Sólo leí dos libros durante el servicio militar: las memorias de Pablo Neruda y Valor de ley de Charles Portis, porque tenía un gran recuerdo de la versión cinematográfica de 1969, dirigida por Henry Hathaway y protagonizada por John Wayne (el único Oscar de su carrera). Poco más había para escoger en la biblioteca del destacamento. Ahora que he visto la versión de los Coen coincido con ellos en que no es solo una novela del Oeste, sino un clásico de la literatura al estilo de La flecha negra (mi libro de aventuras favorito de todos los tiempos) que casualmente está ambientado en el oeste americano. Un argumento más cerca de determinadas constantes del relato universal que del típico conflicto entre cuatreros.
Para empezar, los Coen poseen un amplio historial de fascinación por las historias fronterizas que comenzó con Fargo (1996), explotó con No es país para viejos (2007) y que ahora --con Valor de ley (2010)-- aterriza de pleno en el género que latía tras las otras dos. En segundo lugar, la escrupulosa adaptación de la novela de Portis potencia precisamente el aspecto que el western suele ocultar por innecesario y/o inconveniente: el contexto histórico y la zafiedad humana. En el cine del Oeste los duelos, las persecuciones, los tiroteos y las peleas eran lo principal; la ambientación era un mero requisito de situación. En cambio, Valor de ley retrata fielmente un país todavía en manos de ladrones, aprovechados y matones en el que la justicia se abre paso gracias a tipos que la defienden por dinero, como Rooster Cogburn (un Jeff Bridges que sigue interpretando a la perfección al perdedor de Corazón rebelde). Un cazarrecompensas que de pronto se ve acompañado de los dos grandes aciertos de la historia: un ranger de Texas demasiado estirado y pardillo (Matt Damon) y una niña de catorce años cabezota y obsesionada con vengar a su padre (Hailee Steinfeld). Estos dos vértices del triángulo aportan humor y un punto de vista más allá de la bravuconería testosterónica propia del género, y convierten la novela y la película en una aventura verosímil, no en una simple misión de audaces crepusculares.
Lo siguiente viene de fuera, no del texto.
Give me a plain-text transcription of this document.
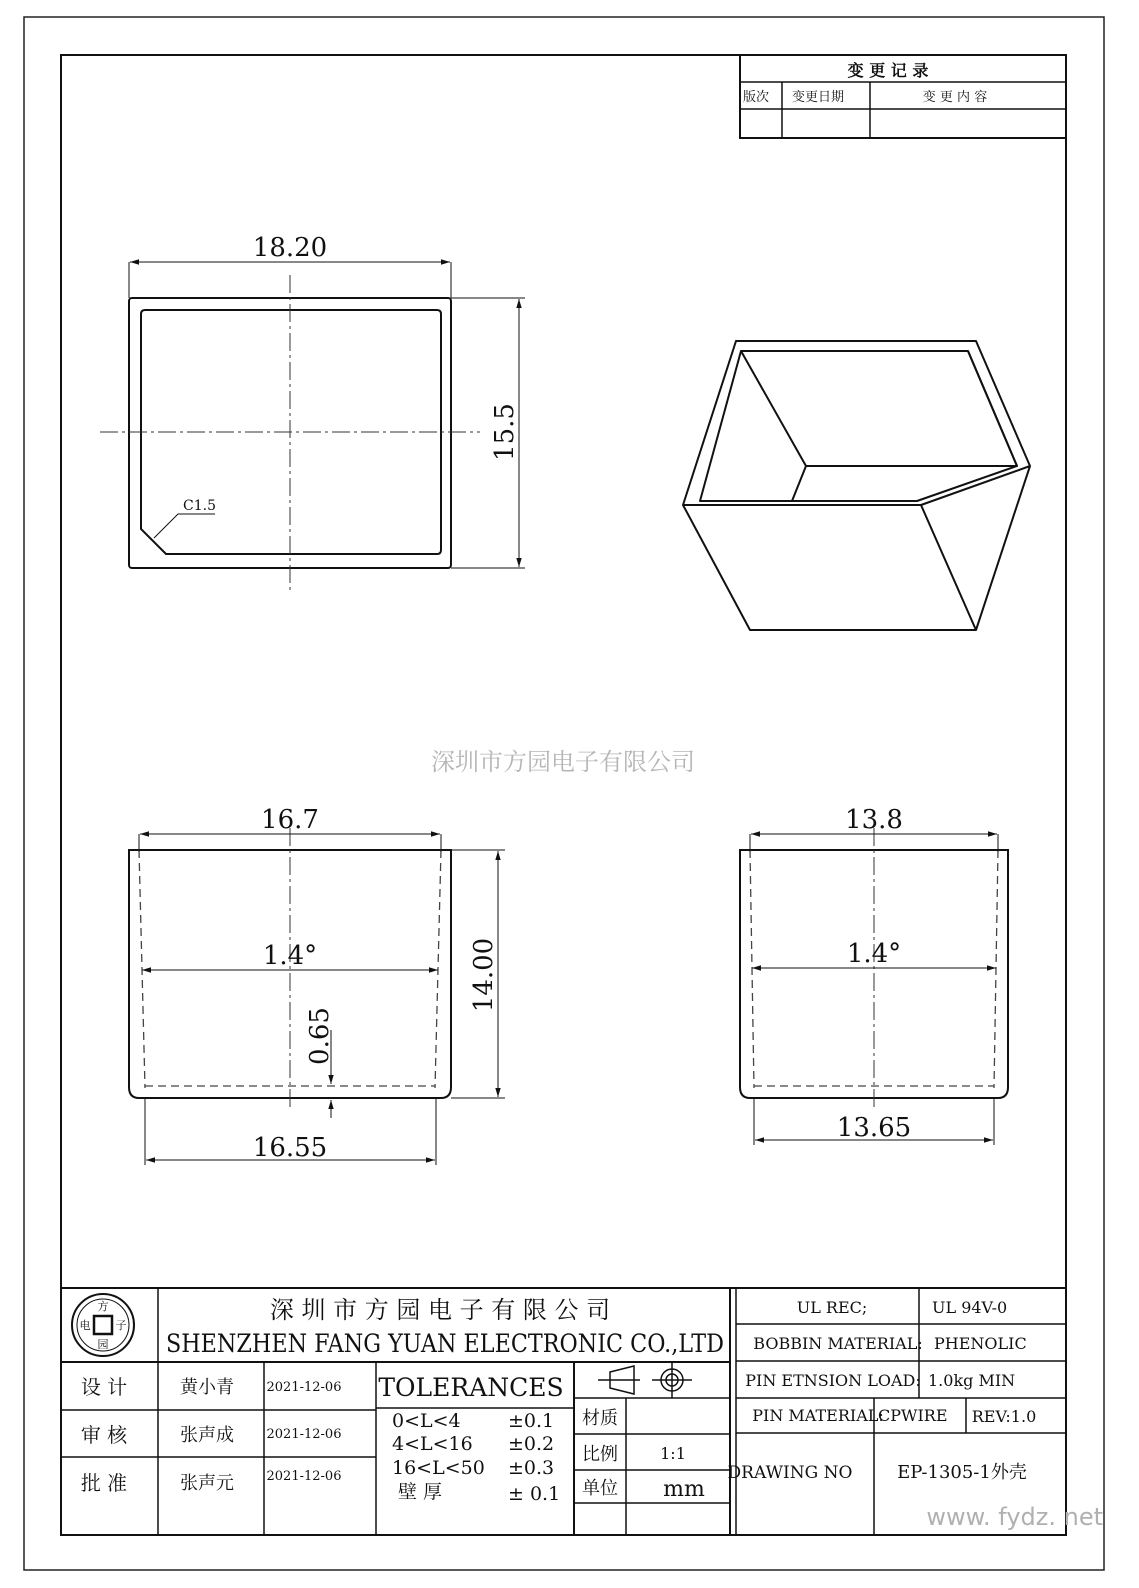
变 更 记 录
版次 变更日期	变 更 内 容
18.20
15.5
C1.5
深圳市方园电子有限公司
16.7
1.4°	14.00
0.65
16.55
13.8
1.4°
13.65
方
电 子
园
深 圳 市 方 园 电 子 有 限 公 司
SHENZHEN FANG YUAN ELECTRONIC CO.,LTD
设 计	黄小青	2021-12-06
审 核	张声成	2021-12-06
批 准	张声元	2021-12-06
TOLERANCES
0<L<4 ±0.1
4<L<16 ±0.2
16<L<50 ±0.3
壁 厚	± 0.1
材质
比例	1:1
单位 mm
UL REC;	UL 94V-0
BOBBIN MATERIAL: PHENOLIC
PIN ETNSION LOAD: 1.0kg MIN
PIN MATERIAL:
CPWIRE REV:1.0
DRAWING NO EP-1305-1外壳
www. fydz. net
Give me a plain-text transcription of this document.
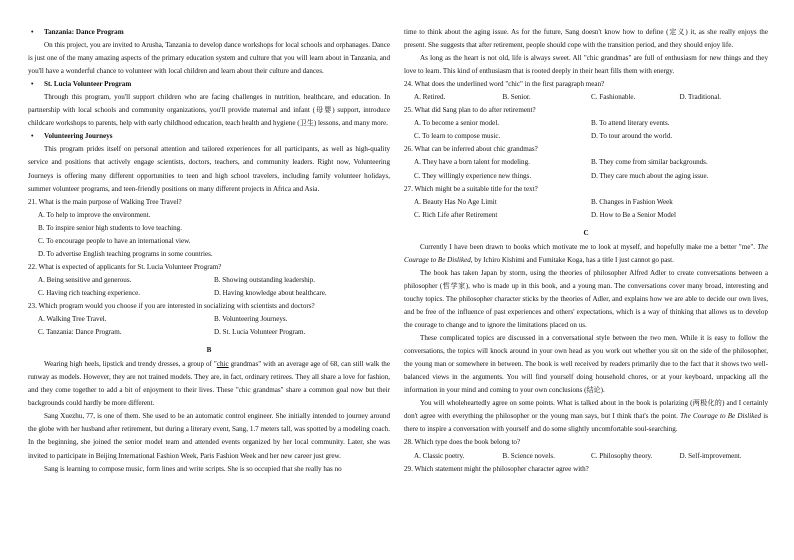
• Tanzania: Dance Program

On this project, you are invited to Arusha, Tanzania to develop dance workshops for local schools and orphanages. Dance is just one of the many amazing aspects of the primary education system and culture that you will learn about in Tanzania, and you'll have a wonderful chance to volunteer with local children and learn about their culture and dances.

• St. Lucia Volunteer Program

Through this program, you'll support children who are facing challenges in nutrition, healthcare, and education. In partnership with local schools and community organizations, you'll provide maternal and infant (母婴) support, introduce childcare workshops to parents, help with early childhood education, teach health and hygiene (卫生) lessons, and many more.

• Volunteering Journeys

This program prides itself on personal attention and tailored experiences for all participants, as well as high-quality service and positions that actively engage scientists, doctors, teachers, and community leaders. Right now, Volunteering Journeys is offering many different opportunities to teen and high school travelers, including family volunteer holidays, summer volunteer programs, and teen-friendly positions on many different projects in Africa and Asia.

21. What is the main purpose of Walking Tree Travel?

A. To help to improve the environment.
B. To inspire senior high students to love teaching.
C. To encourage people to have an international view.
D. To advertise English teaching programs in some countries.

22. What is expected of applicants for St. Lucia Volunteer Program?

A. Being sensitive and generous.	B. Showing outstanding leadership.
C. Having rich teaching experience.	D. Having knowledge about healthcare.

23. Which program would you choose if you are interested in socializing with scientists and doctors?

A. Walking Tree Travel.	B. Volunteering Journeys.
C. Tanzania: Dance Program.	D. St. Lucia Volunteer Program.

B

Wearing high heels, lipstick and trendy dresses, a group of "chic grandmas" with an average age of 68, can still walk the runway as models. However, they are not trained models. They are, in fact, ordinary retirees. They all share a love for fashion, and they come together to add a bit of enjoyment to their lives. These "chic grandmas" share a common goal now but their backgrounds could hardly be more different.

Sang Xuezhu, 77, is one of them. She used to be an automatic control engineer. She initially intended to journey around the globe with her husband after retirement, but during a literary event, Sang, 1.7 meters tall, was spotted by a modeling coach. In the beginning, she joined the senior model team and attended events organized by her local community. Later, she was invited to participate in Beijing International Fashion Week, Paris Fashion Week and her new career just grew.

Sang is learning to compose music, form lines and write scripts. She is so occupied that she really has no

time to think about the aging issue. As for the future, Sang doesn't know how to define (定义) it, as she really enjoys the present. She suggests that after retirement, people should cope with the transition period, and they should enjoy life.

As long as the heart is not old, life is always sweet. All "chic grandmas" are full of enthusiasm for new things and they love to learn. This kind of enthusiasm that is rooted deeply in their heart fills them with energy.

24. What does the underlined word "chic" in the first paragraph mean?

A. Retired.	B. Senior.	C. Fashionable.	D. Traditional.

25. What did Sang plan to do after retirement?

A. To become a senior model.	B. To attend literary events.
C. To learn to compose music.	D. To tour around the world.

26. What can be inferred about chic grandmas?

A. They have a born talent for modeling.	B. They come from similar backgrounds.
C. They willingly experience new things.	D. They care much about the aging issue.

27. Which might be a suitable title for the text?

A. Beauty Has No Age Limit	B. Changes in Fashion Week
C. Rich Life after Retirement	D. How to Be a Senior Model

C

Currently I have been drawn to books which motivate me to look at myself, and hopefully make me a better "me". The Courage to Be Disliked, by Ichiro Kishimi and Fumitake Koga, has a title I just cannot go past.

The book has taken Japan by storm, using the theories of philosopher Alfred Adler to create conversations between a philosopher (哲学家), who is made up in this book, and a young man. The conversations cover many broad, interesting and touchy topics. The philosopher character sticks by the theories of Adler, and explains how we are able to decide our own lives, and be free of the influence of past experiences and others' expectations, which is a way of thinking that allows us to develop the courage to change and to ignore the limitations placed on us.

These complicated topics are discussed in a conversational style between the two men. While it is easy to follow the conversations, the topics will knock around in your own head as you work out whether you sit on the side of the philosopher, the young man or somewhere in between. The book is well received by readers primarily due to the fact that it shows two well-balanced views in the arguments. You will find yourself doing household chores, or at your keyboard, unpacking all the information in your mind and coming to your own conclusions (结论).

You will wholeheartedly agree on some points. What is talked about in the book is polarizing (两极化的) and I certainly don't agree with everything the philosopher or the young man says, but I think that's the point. The Courage to Be Disliked is there to inspire a conversation with yourself and do some slightly uncomfortable soul-searching.

28. Which type does the book belong to?

A. Classic poetry.	B. Science novels.	C. Philosophy theory.	D. Self-improvement.

29. Which statement might the philosopher character agree with?
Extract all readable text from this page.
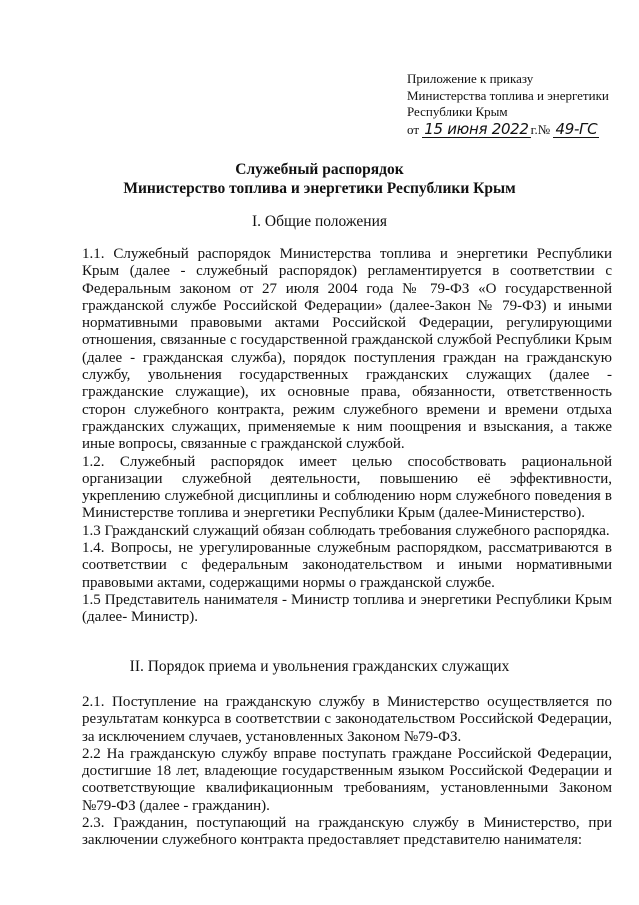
Приложение к приказу
Министерства топлива и энергетики
Республики Крым
от 15 июня 2022 г.№ 49-ГС
Служебный распорядок
Министерство топлива и энергетики Республики Крым
I. Общие положения

1.1. Служебный распорядок Министерства топлива и энергетики Республики Крым (далее - служебный распорядок) регламентируется в соответствии с Федеральным законом от 27 июля 2004 года № 79-ФЗ «О государственной гражданской службе Российской Федерации» (далее-Закон № 79-ФЗ) и иными нормативными правовыми актами Российской Федерации, регулирующими отношения, связанные с государственной гражданской службой Республики Крым (далее - гражданская служба), порядок поступления граждан на гражданскую службу, увольнения государственных гражданских служащих (далее - гражданские служащие), их основные права, обязанности, ответственность сторон служебного контракта, режим служебного времени и времени отдыха гражданских служащих, применяемые к ним поощрения и взыскания, а также иные вопросы, связанные с гражданской службой.

1.2. Служебный распорядок имеет целью способствовать рациональной организации служебной деятельности, повышению её эффективности, укреплению служебной дисциплины и соблюдению норм служебного поведения в Министерстве топлива и энергетики Республики Крым (далее-Министерство).

1.3 Гражданский служащий обязан соблюдать требования служебного распорядка.

1.4. Вопросы, не урегулированные служебным распорядком, рассматриваются в соответствии с федеральным законодательством и иными нормативными правовыми актами, содержащими нормы о гражданской службе.

1.5 Представитель нанимателя - Министр топлива и энергетики Республики Крым (далее- Министр).

II. Порядок приема и увольнения гражданских служащих

2.1. Поступление на гражданскую службу в Министерство осуществляется по результатам конкурса в соответствии с законодательством Российской Федерации, за исключением случаев, установленных Законом №79-ФЗ.

2.2 На гражданскую службу вправе поступать граждане Российской Федерации, достигшие 18 лет, владеющие государственным языком Российской Федерации и соответствующие квалификационным требованиям, установленными Законом №79-ФЗ (далее - гражданин).

2.3. Гражданин, поступающий на гражданскую службу в Министерство, при заключении служебного контракта предоставляет представителю нанимателя:
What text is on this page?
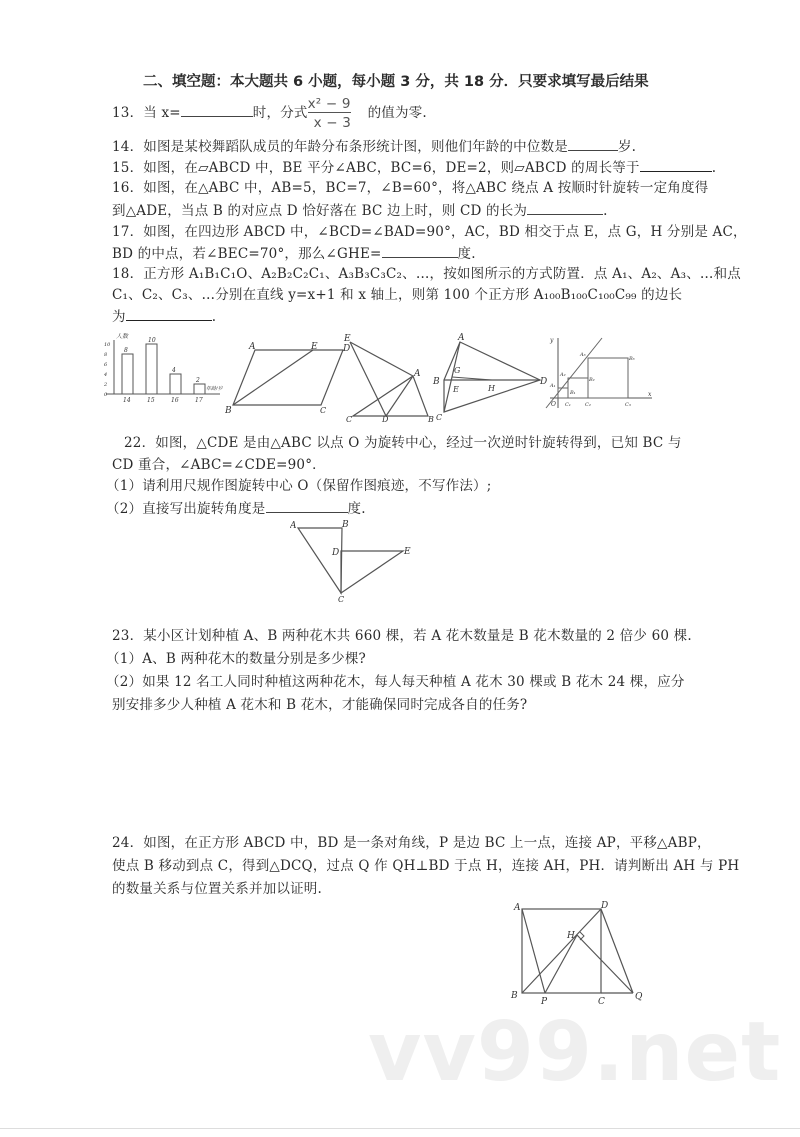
二、填空题：本大题共 6 小题，每小题 3 分，共 18 分．只要求填写最后结果
13．当 x=	时，分式 $\frac{\text{x² − 9}}{x - 3}$ 的值为零.
14．如图是某校舞蹈队成员的年龄分布条形统计图，则他们年龄的中位数是	岁.
15．如图，在▱ABCD 中，BE 平分∠ABC，BC=6，DE=2，则▱ABCD 的周长等于	.
16．如图，在△ABC 中，AB=5，BC=7，∠B=60°，将△ABC 绕点 A 按顺时针旋转一定角度得
到△ADE，当点 B 的对应点 D 恰好落在 BC 边上时，则 CD 的长为	.
17．如图，在四边形 ABCD 中，∠BCD=∠BAD=90°，AC，BD 相交于点 E，点 G，H 分别是 AC，
BD 的中点，若∠BEC=70°，那么∠GHE=	度.
18．正方形 A₁B₁C₁O、A₂B₂C₂C₁、A₃B₃C₃C₂、…，按如图所示的方式防置．点 A₁、A₂、A₃、…和点
C₁、C₂、C₃、…分别在直线 y=x+1 和 x 轴上，则第 100 个正方形 A₁₀₀B₁₀₀C₁₀₀C₉₉ 的边长
为	.
人数
年龄/岁
0
2
4
6
8
10
8
14
10
15
4
16
2
17
A	E	D
B	C
E
A
C	D	B
A
B
G
E	H
D
C
y
O
x
A₁
A₂
A₃
B₁
B₂
B₃
C₁	C₂	C₃
22．如图，△CDE 是由△ABC 以点 O 为旋转中心，经过一次逆时针旋转得到，已知 BC 与
CD 重合，∠ABC=∠CDE=90°．
（1）请利用尺规作图旋转中心 O（保留作图痕迹，不写作法）;
（2）直接写出旋转角度是	度.
A	B
D	E
C
23．某小区计划种植 A、B 两种花木共 660 棵，若 A 花木数量是 B 花木数量的 2 倍少 60 棵.
（1）A、B 两种花木的数量分别是多少棵?
（2）如果 12 名工人同时种植这两种花木，每人每天种植 A 花木 30 棵或 B 花木 24 棵，应分
别安排多少人种植 A 花木和 B 花木，才能确保同时完成各自的任务?
24．如图，在正方形 ABCD 中，BD 是一条对角线，P 是边 BC 上一点，连接 AP，平移△ABP，
使点 B 移动到点 C，得到△DCQ，过点 Q 作 QH⊥BD 于点 H，连接 AH，PH．请判断出 AH 与 PH
的数量关系与位置关系并加以证明.
A	D
H
B
P	C	Q
vv99.net
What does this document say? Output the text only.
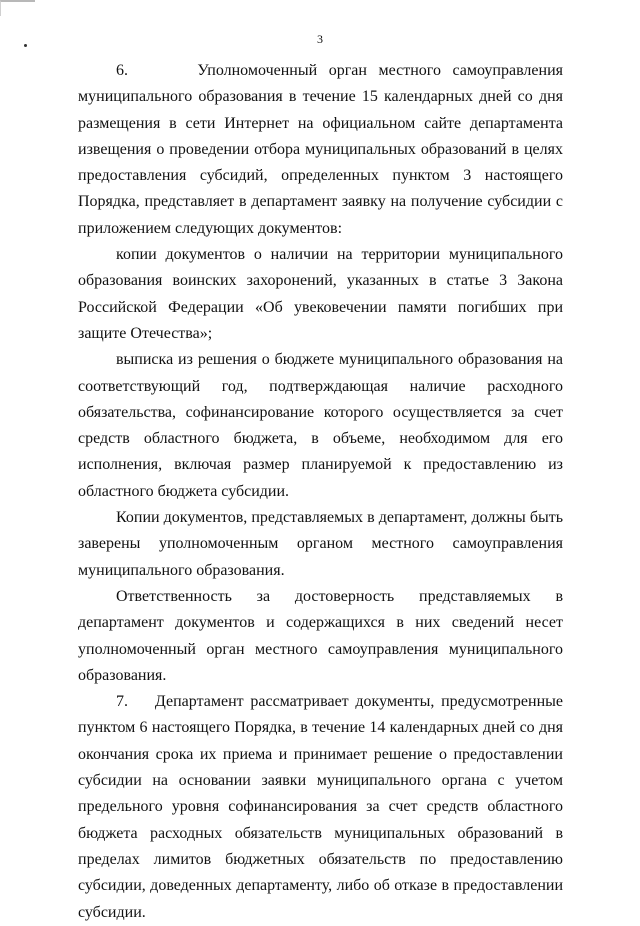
3

6.      Уполномоченный орган местного самоуправления муниципального образования в течение 15 календарных дней со дня размещения в сети Интернет на официальном сайте департамента извещения о проведении отбора муниципальных образований в целях предоставления субсидий, определенных пунктом 3 настоящего Порядка, представляет в департамент заявку на получение субсидии с приложением следующих документов:

копии документов о наличии на территории муниципального образования воинских захоронений, указанных в статье 3 Закона Российской Федерации «Об увековечении памяти погибших при защите Отечества»;

выписка из решения о бюджете муниципального образования на соответствующий год, подтверждающая наличие расходного обязательства, софинансирование которого осуществляется за счет средств областного бюджета, в объеме, необходимом для его исполнения, включая размер планируемой к предоставлению из областного бюджета субсидии.

Копии документов, представляемых в департамент, должны быть заверены уполномоченным органом местного самоуправления муниципального образования.

Ответственность за достоверность представляемых в департамент документов и содержащихся в них сведений несет уполномоченный орган местного самоуправления муниципального образования.

7.    Департамент рассматривает документы, предусмотренные пунктом 6 настоящего Порядка, в течение 14 календарных дней со дня окончания срока их приема и принимает решение о предоставлении субсидии на основании заявки муниципального органа с учетом предельного уровня софинансирования за счет средств областного бюджета расходных обязательств муниципальных образований в пределах лимитов бюджетных обязательств по предоставлению субсидии, доведенных департаменту, либо об отказе в предоставлении субсидии.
Como buen clásico, la versión de Hathaway explotaba audazmente el lado cómico del ranger a la vez que ocultaba las miserias más evidentes de un tipo como Cogburn. Los Coen han preferido extirpar la capa brillante que hay en la superficie de todo género y mostrar a los personajes como podrían ser: egoístas, ignorantes, mojigatos, ingenuos y crueles, pero también íntegros y humanos a veces; sin dejar que uno u otro rasgo se identifiquen con un único personaje. Pero el mayor acierto a mi entender es la forma elegida para narrarla: eliminando toda épica cinematográfica, porque la historia funciona perfectamente sin ella. Basta con encadenar sin rodeos ni florituras cada secuencia para que la tensión y la intriga enganchen al espectador. Y otro detalle que al principio no supe identificar: prescindir al final de cada escena de cualquier toque o detalle que huela a sentimentalismo, a balance vital, revelación o concesión al drama barato; el recurso más habitual cuando un filme pretende añadir épica a la narración. Esta renuncia incluye omitir un determinado tratamiento de la violencia y la crudeza, un elemento que sí suele formar parte del estilo Coen; lo cual da la medida de hasta qué punto se han sabido adaptar a las necesidades de un argumento que es algo más que un western.
Creo que Valor de ley está entre las favoritas de los Oscar porque se la considera un buen western, no por es esfuerzo que ha supuesto para los Coen enfrentarse a un gran original literario con una versión cinematográfica previa de buen nivel. Da igual: desde ambos prejuicios se puede disfrutar sin problemas.